Now, I do think Apple has a case in that Amazon is making a lot of money from an app that is being offered for free through Apple's App Store.  Amazon might have still needed to pay for the SDK or to get the app hosted on Apple's service, but I can see how this might agitate Apple.  So for subscription-based services, maybe Apple does deserve some amount of payment up-front or over time.  But that payment should NOT be the same as when Apple manages all of the transactions for these other apps.   The answer is not a 30% cut or a confusing prompt for which service customers want to use when making purchases.  I don't know what the answer should be, but Apple's current solution is unworkable for some of these developers and it will negatively impact iOS users significantly if they don't come to some sort of reasonable agreement soon.
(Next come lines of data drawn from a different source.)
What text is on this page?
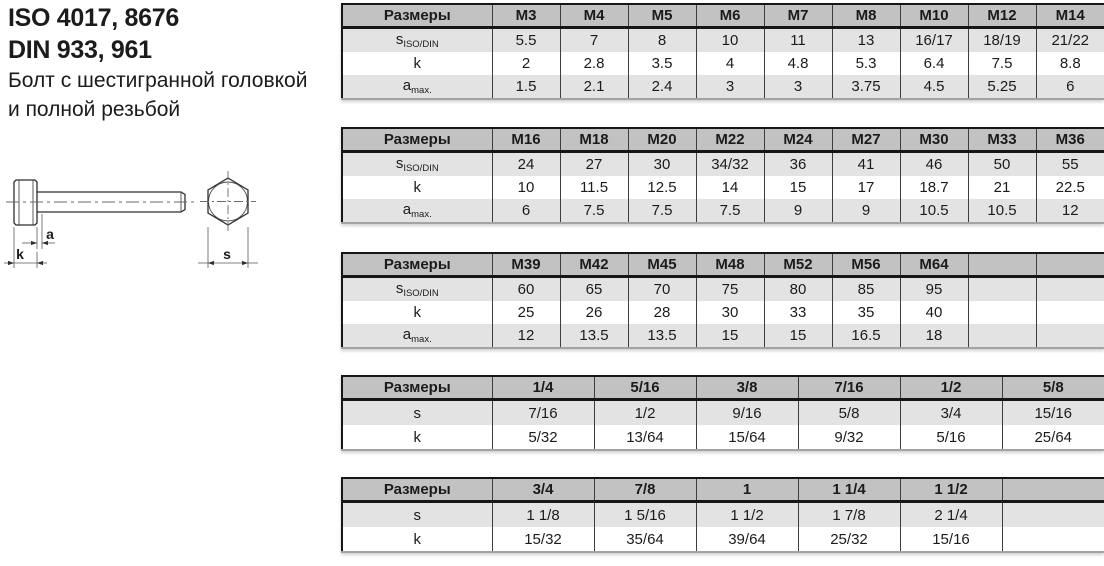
ISO 4017, 8676
DIN 933, 961
Болт с шестигранной головкой
и полной резьбой
a
k	s
Размеры	M3	M4	M5	M6	M7	M8	M10	M12	M14
$s_{ISO/DIN}$	5.5	7	8	10	11	13	16/17	18/19	21/22
k	2	2.8	3.5	4	4.8	5.3	6.4	7.5	8.8
$a_{max.}$	1.5	2.1	2.4	3	3	3.75	4.5	5.25	6
Размеры	M16	M18	M20	M22	M24	M27	M30	M33	M36
$s_{ISO/DIN}$	24	27	30	34/32	36	41	46	50	55
k	10	11.5	12.5	14	15	17	18.7	21	22.5
$a_{max.}$	6	7.5	7.5	7.5	9	9	10.5	10.5	12
Размеры	M39	M42	M45	M48	M52	M56	M64		
$s_{ISO/DIN}$	60	65	70	75	80	85	95		
k	25	26	28	30	33	35	40		
$a_{max.}$	12	13.5	13.5	15	15	16.5	18		
Размеры	1/4	5/16	3/8	7/16	1/2	5/8
s	7/16	1/2	9/16	5/8	3/4	15/16
k	5/32	13/64	15/64	9/32	5/16	25/64
Размеры	3/4	7/8	1	1 1/4	1 1/2	
s	1 1/8	1 5/16	1 1/2	1 7/8	2 1/4	
k	15/32	35/64	39/64	25/32	15/16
Apple is well within its legal rights to do this; though you might argue it's anti-competitive behavior in that Apple's own iTunes and iBooks apps/stores don't need to pay such hefty fees.  It's easy for iBooks to do well selling eBooks for $10 but for Amazon to do the same, they'd have to pay Apple $3 for each book sold (and don't forget what the publishers take for sales from both companies).  But considering the fact that most people just want to use their phone as simply as possible, this probably won't amount to much fanfare beyond the developer and techie community.  The only way around Apple's BS like this as far as I know is by jailbreaking your iPhone, which <10% of iPhone users actually do.  It's a shame that more people aren't aware of issues like this, because I honestly believe actions such as these by Apple limit the growth of new and interesting apps.  It's already difficult enough to make money with iPhone apps (and to be fair, it's no picnic in the Android Market either).  Nevertheless, when Apple further limits revenue opportunities for already struggling developers, it can really hurt the app community and customer's choices in the long run.

In the meantime, I'm going to keep enjoying my Android-powered Evo with a 100% community-developed, open source ROM: CyanogenMod.